Der neue Twitter-Besitzer Elon Musk – selbst ernannter “Chief Twit” – schießt sich auf Apple ein und greift den Konzern in einer Reihe von Tweets an. Apple, das seine Werbeausgaben auf der Plattform deutlich reduzierte, habe offenbar etwas gegen “Free Speech”, würde man diese nicht verteidigen, greife bald “die Tyrannei” um sich.

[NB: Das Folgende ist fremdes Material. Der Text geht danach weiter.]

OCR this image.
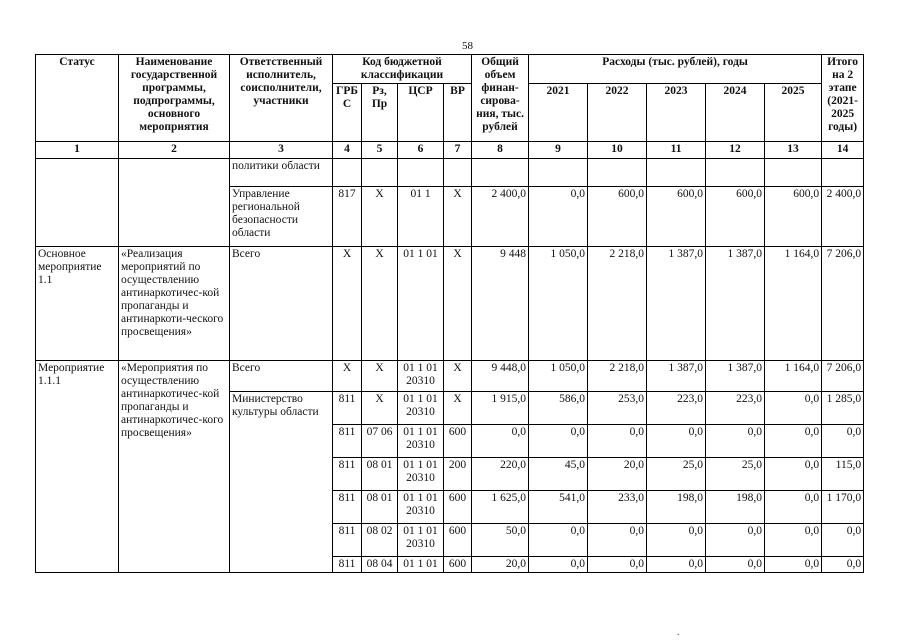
58
Статус	Наименование государственной программы, подпрограммы, основного мероприятия	Ответственный исполнитель, соисполнители, участники	Код бюджетной классификации				Общий объем финан-сирова-ния, тыс. рублей	Расходы (тыс. рублей), годы					Итого на 2 этапе (2021-2025 годы)
			ГРБ С	Рз, Пр	ЦСР	ВР		2021	2022	2023	2024	2025	
1	2	3	4	5	6	7	8	9	10	11	12	13	14
		политики области											
		Управление региональной безопасности области	817	Х	01 1	Х	2 400,0	0,0	600,0	600,0	600,0	600,0	2 400,0
Основное мероприятие 1.1	«Реализация мероприятий по осуществлению антинаркотичес-кой пропаганды и антинаркоти-ческого просвещения»	Всего	Х	Х	01 1 01	Х	9 448	1 050,0	2 218,0	1 387,0	1 387,0	1 164,0	7 206,0
Мероприятие 1.1.1	«Мероприятия по осуществлению антинаркотичес-кой пропаганды и антинаркотичес-кого просвещения»	Всего	Х	Х	01 1 01 20310	Х	9 448,0	1 050,0	2 218,0	1 387,0	1 387,0	1 164,0	7 206,0
		Министерство культуры области	811	Х	01 1 01 20310	Х	1 915,0	586,0	253,0	223,0	223,0	0,0	1 285,0
			811	07 06	01 1 01 20310	600	0,0	0,0	0,0	0,0	0,0	0,0	0,0
			811	08 01	01 1 01 20310	200	220,0	45,0	20,0	25,0	25,0	0,0	115,0
			811	08 01	01 1 01 20310	600	1 625,0	541,0	233,0	198,0	198,0	0,0	1 170,0
			811	08 02	01 1 01 20310	600	50,0	0,0	0,0	0,0	0,0	0,0	0,0
			811	08 04	01 1 01	600	20,0	0,0	0,0	0,0	0,0	0,0	0,0
.
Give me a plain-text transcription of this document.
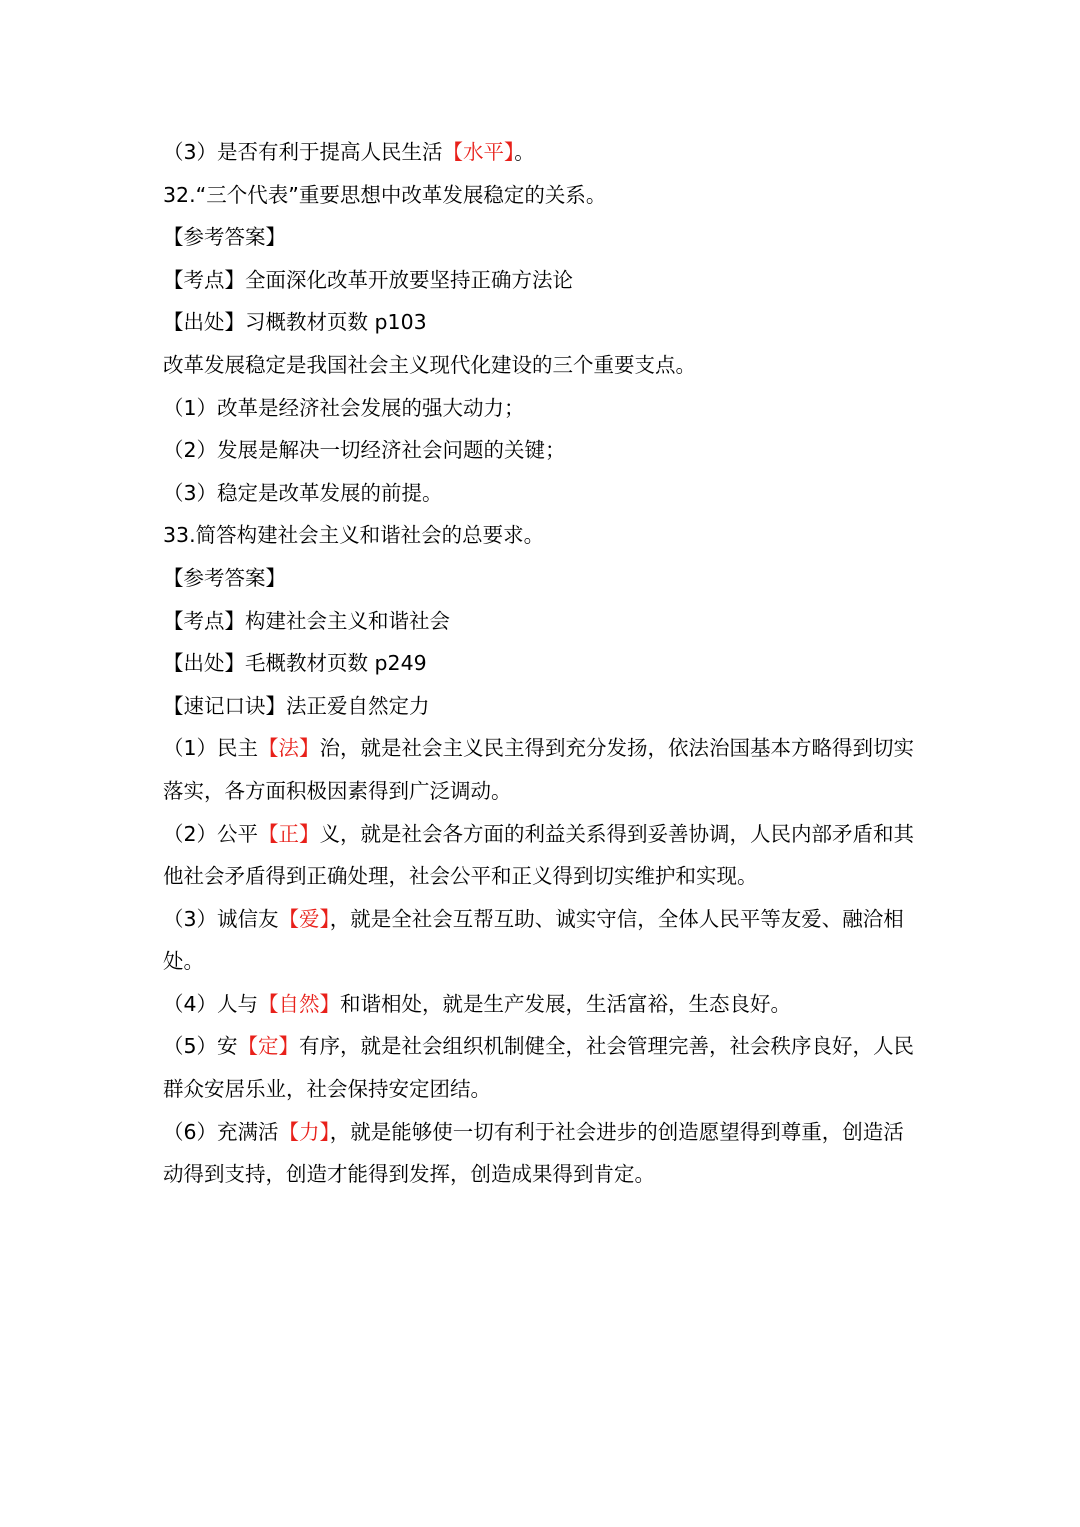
（3）是否有利于提高人民生活【水平】。

32.“三个代表”重要思想中改革发展稳定的关系。

【参考答案】

【考点】全面深化改革开放要坚持正确方法论

【出处】习概教材页数 p103

改革发展稳定是我国社会主义现代化建设的三个重要支点。

（1）改革是经济社会发展的强大动力；

（2）发展是解决一切经济社会问题的关键；

（3）稳定是改革发展的前提。

33.简答构建社会主义和谐社会的总要求。

【参考答案】

【考点】构建社会主义和谐社会

【出处】毛概教材页数 p249

【速记口诀】法正爱自然定力

（1）民主【法】治，就是社会主义民主得到充分发扬，依法治国基本方略得到切实落实，各方面积极因素得到广泛调动。

（2）公平【正】义，就是社会各方面的利益关系得到妥善协调，人民内部矛盾和其他社会矛盾得到正确处理，社会公平和正义得到切实维护和实现。

（3）诚信友【爱】，就是全社会互帮互助、诚实守信，全体人民平等友爱、融洽相处。

（4）人与【自然】和谐相处，就是生产发展，生活富裕，生态良好。

（5）安【定】有序，就是社会组织机制健全，社会管理完善，社会秩序良好，人民群众安居乐业，社会保持安定团结。

（6）充满活【力】，就是能够使一切有利于社会进步的创造愿望得到尊重，创造活动得到支持，创造才能得到发挥，创造成果得到肯定。
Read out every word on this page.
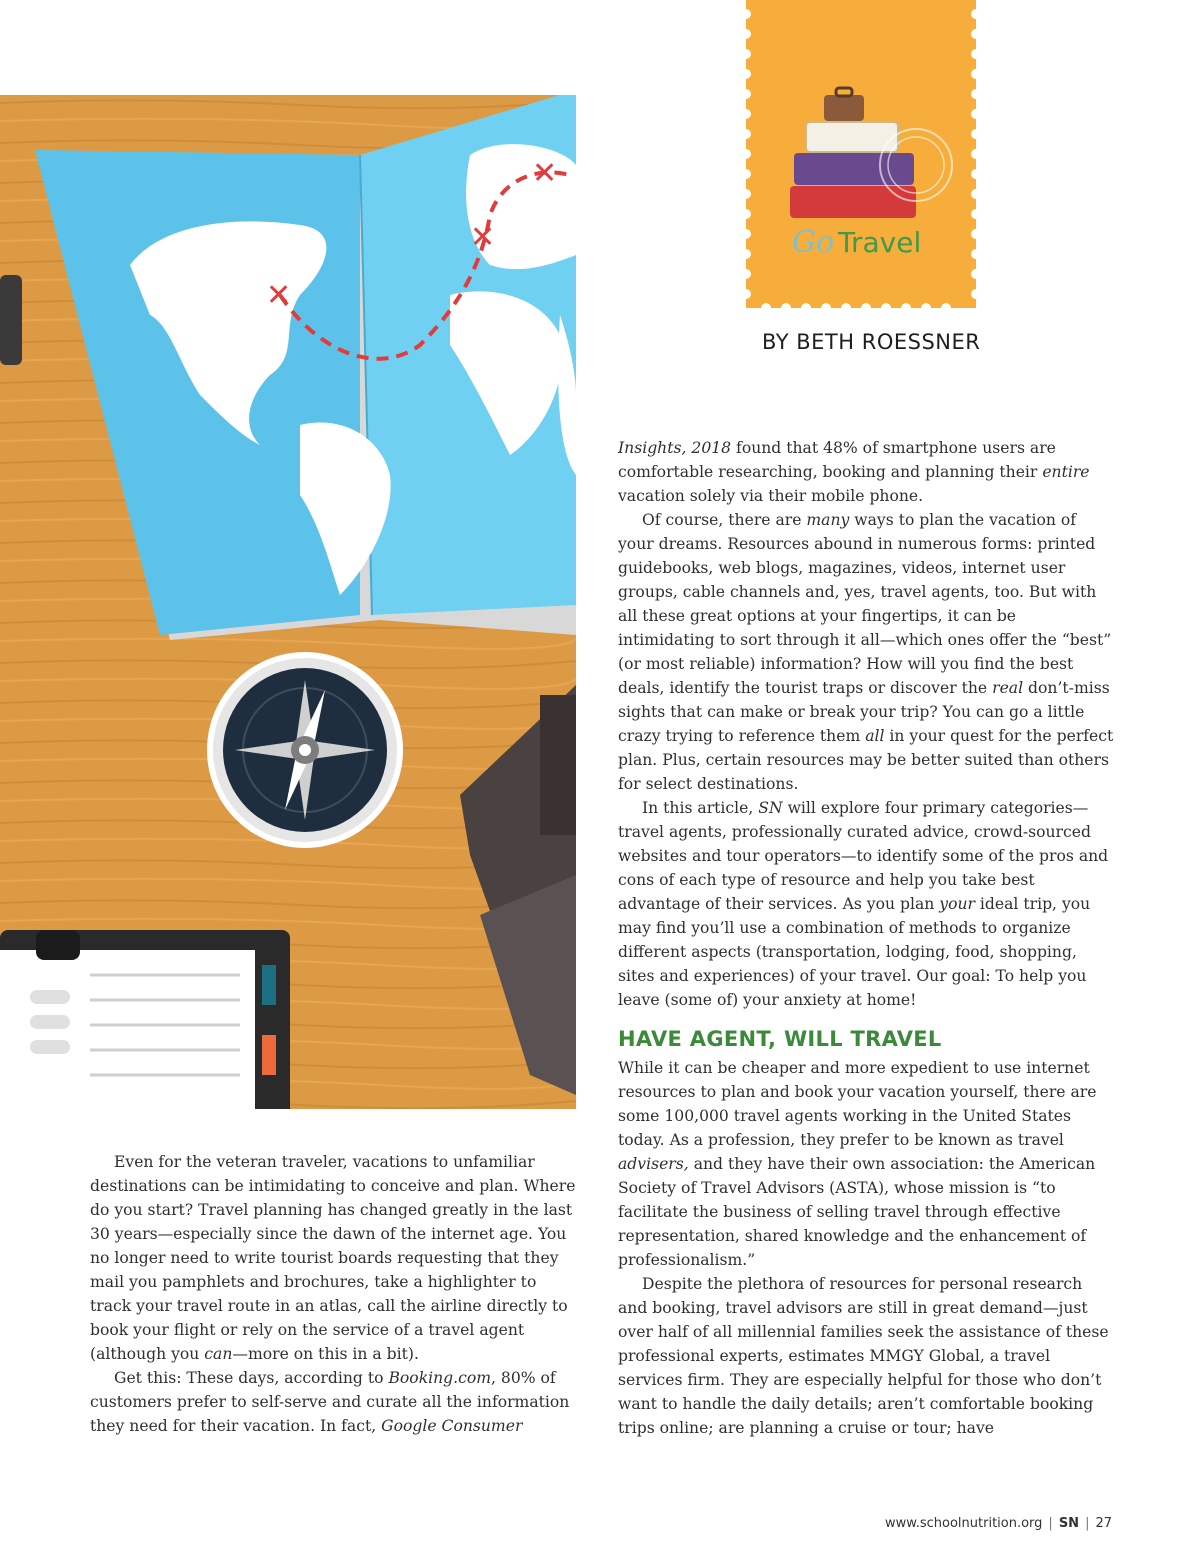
✕
✕
✕
Go Travel
BY BETH ROESSNER

Even for the veteran traveler, vacations to unfamiliar destinations can be intimidating to conceive and plan. Where do you start? Travel planning has changed greatly in the last 30 years—especially since the dawn of the internet age. You no longer need to write tourist boards requesting that they mail you pamphlets and brochures, take a highlighter to track your travel route in an atlas, call the airline directly to book your flight or rely on the service of a travel agent (although you can—more on this in a bit).

Get this: These days, according to Booking.com, 80% of customers prefer to self-serve and curate all the information they need for their vacation. In fact, Google Consumer

Insights, 2018 found that 48% of smartphone users are comfortable researching, booking and planning their entire vacation solely via their mobile phone.

Of course, there are many ways to plan the vacation of your dreams. Resources abound in numerous forms: printed guidebooks, web blogs, magazines, videos, internet user groups, cable channels and, yes, travel agents, too. But with all these great options at your fingertips, it can be intimidating to sort through it all—which ones offer the “best” (or most reliable) information? How will you find the best deals, identify the tourist traps or discover the real don’t-miss sights that can make or break your trip? You can go a little crazy trying to reference them all in your quest for the perfect plan. Plus, certain resources may be better suited than others for select destinations.

In this article, SN will explore four primary categories—travel agents, professionally curated advice, crowd-sourced websites and tour operators—to identify some of the pros and cons of each type of resource and help you take best advantage of their services. As you plan your ideal trip, you may find you’ll use a combination of methods to organize different aspects (transportation, lodging, food, shopping, sites and experiences) of your travel. Our goal: To help you leave (some of) your anxiety at home!

HAVE AGENT, WILL TRAVEL

While it can be cheaper and more expedient to use internet resources to plan and book your vacation yourself, there are some 100,000 travel agents working in the United States today. As a profession, they prefer to be known as travel advisers, and they have their own association: the American Society of Travel Advisors (ASTA), whose mission is “to facilitate the business of selling travel through effective representation, shared knowledge and the enhancement of professionalism.”

Despite the plethora of resources for personal research and booking, travel advisors are still in great demand—just over half of all millennial families seek the assistance of these professional experts, estimates MMGY Global, a travel services firm. They are especially helpful for those who don’t want to handle the daily details; aren’t comfortable booking trips online; are planning a cruise or tour; have

www.schoolnutrition.org | SN | 27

Genaue Informationen hat die Washington Post aufbereitet (das Blatt gehört Jeff Bezos, der sein Vermögen mit Amazon gemacht hat …). Demnach sei Apple im ersten Quartal des Jahres 2022 mit 48 Millionen US-Dollar für 4 Prozent des Werbeumsatzes der Plattform verantwortlich gewesen. Im November habe Apple seine Werbeausgaben aber radikal gekürzt, in der Woche vor der Übernahme durch Musk noch 220.000 US-Dollar ausgegeben, in der Woche danach nur noch 131.000 US-Dollar. Apple ist dabei in bester Gesellschaft, auch andere Unternehmen meiden Twitter immer mehr und reduzieren ihre Ausgaben. Cupertino hat zu den Vorgängen und Vorwürfen keinerlei Stellung bezogen.
Unsere Meinung:
Apple hat im Gegensatz zu Twitter noch Regeln, was die Inhalte von Apps betrifft und die sich unter anderem auf die Verbreitung von Falschmeldungen, Verleumdungen und unkontrollierter verbaler Gewalt beziehen. Das hatte etwa die App Parler erfahren, die Apple erst wieder in den App Store mit aufnahm, als diese Kontroll- und Moderationsmechanismen mitbrachte.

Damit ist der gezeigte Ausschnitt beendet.